Institutions and member organizations
|Regional broadcaster (translation)||Abbreviation||Main office location(s)||Income 2004 (Millions of Euro)||Year of establishment||Region of coverage|
|Bayerischer Rundfunk (Bavarian Broadcasting)||BR||Munich||806||1949||Bavaria|
|Deutsche Welle ("German Wave")||DW||Bonn||Financed through taxes||1953||International|
|Hessischer Rundfunk (Hessian Broadcasting)||HR||Frankfurt||383||1948||Hesse|
|Mitteldeutscher Rundfunk (Central German Broadcasting)||MDR||Leipzig||561||1991||Saxony, Saxony-Anhalt, Thuringia|
|Norddeutscher Rundfunk (North German Broadcasting)||NDR||Hamburg||892||1956||Hamburg, Lower Saxony and Schleswig-Holstein since 1955; Mecklenburg-Vorpommern since 1991.|
|Radio Bremen||RB||Bremen||41||1945||Free Hanseatic City of Bremen|
|Rundfunk Berlin-Brandenburg (Berlin-Brandenburg Broadcasting)||RBB||Berlin, Potsdam||340||2003||Berlin, Brandenburg|
|Saarländischer Rundfunk (Saarland Broadcasting)||SR||Saarbrücken||64||1957||Saarland|
|Südwestrundfunk (Southwest Broadcasting)||SWR||Stuttgart, Mainz, Baden-Baden||922||1998||Baden-Württemberg, Rhineland-Palatinate|
|Westdeutscher Rundfunk (West German Broadcasting)||WDR||Cologne||1067||1956||North Rhine-Westphalia|
ARD operates several other companies and institutions, sometimes jointly with ZDF: Degeto Film, a television rights trader and production company; the German Broadcasting Archive (DRA – Deutsches Rundfunkarchiv); the Institute for Broadcasting Technology (IRT – Institut für Rundfunktechnik), responsible for research and development; the Fee Collection Center (GEZ), and others.
ARD is a supporter of the Hybrid Broadcast Broadband TV (HbbTV) initiative (a consortium of broadcasting and Internet industry companies including SES, OpenTV and Institut für Rundfunktechnik) that is promoting and establishing an open European standard for hybrid set-top boxes for the reception of broadcast TV and broadband multimedia applications with a single user interface.
- Television in Germany
- Zweites Deutsches Fernsehen (Second German TV channel)

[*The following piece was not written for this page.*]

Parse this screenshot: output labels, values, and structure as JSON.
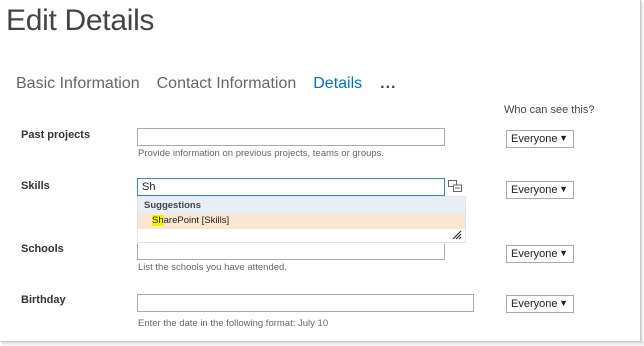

- List of German-language television channels
The Tagesschau, produced by the ARD on a nightly basis, is available on the ARD website as a podcast (available as audio-only or as audio and video). Other audio programs from the ARD's members (e.g., BR, MDR) and Deutsche Welle are available as podcasts, through their respective websites.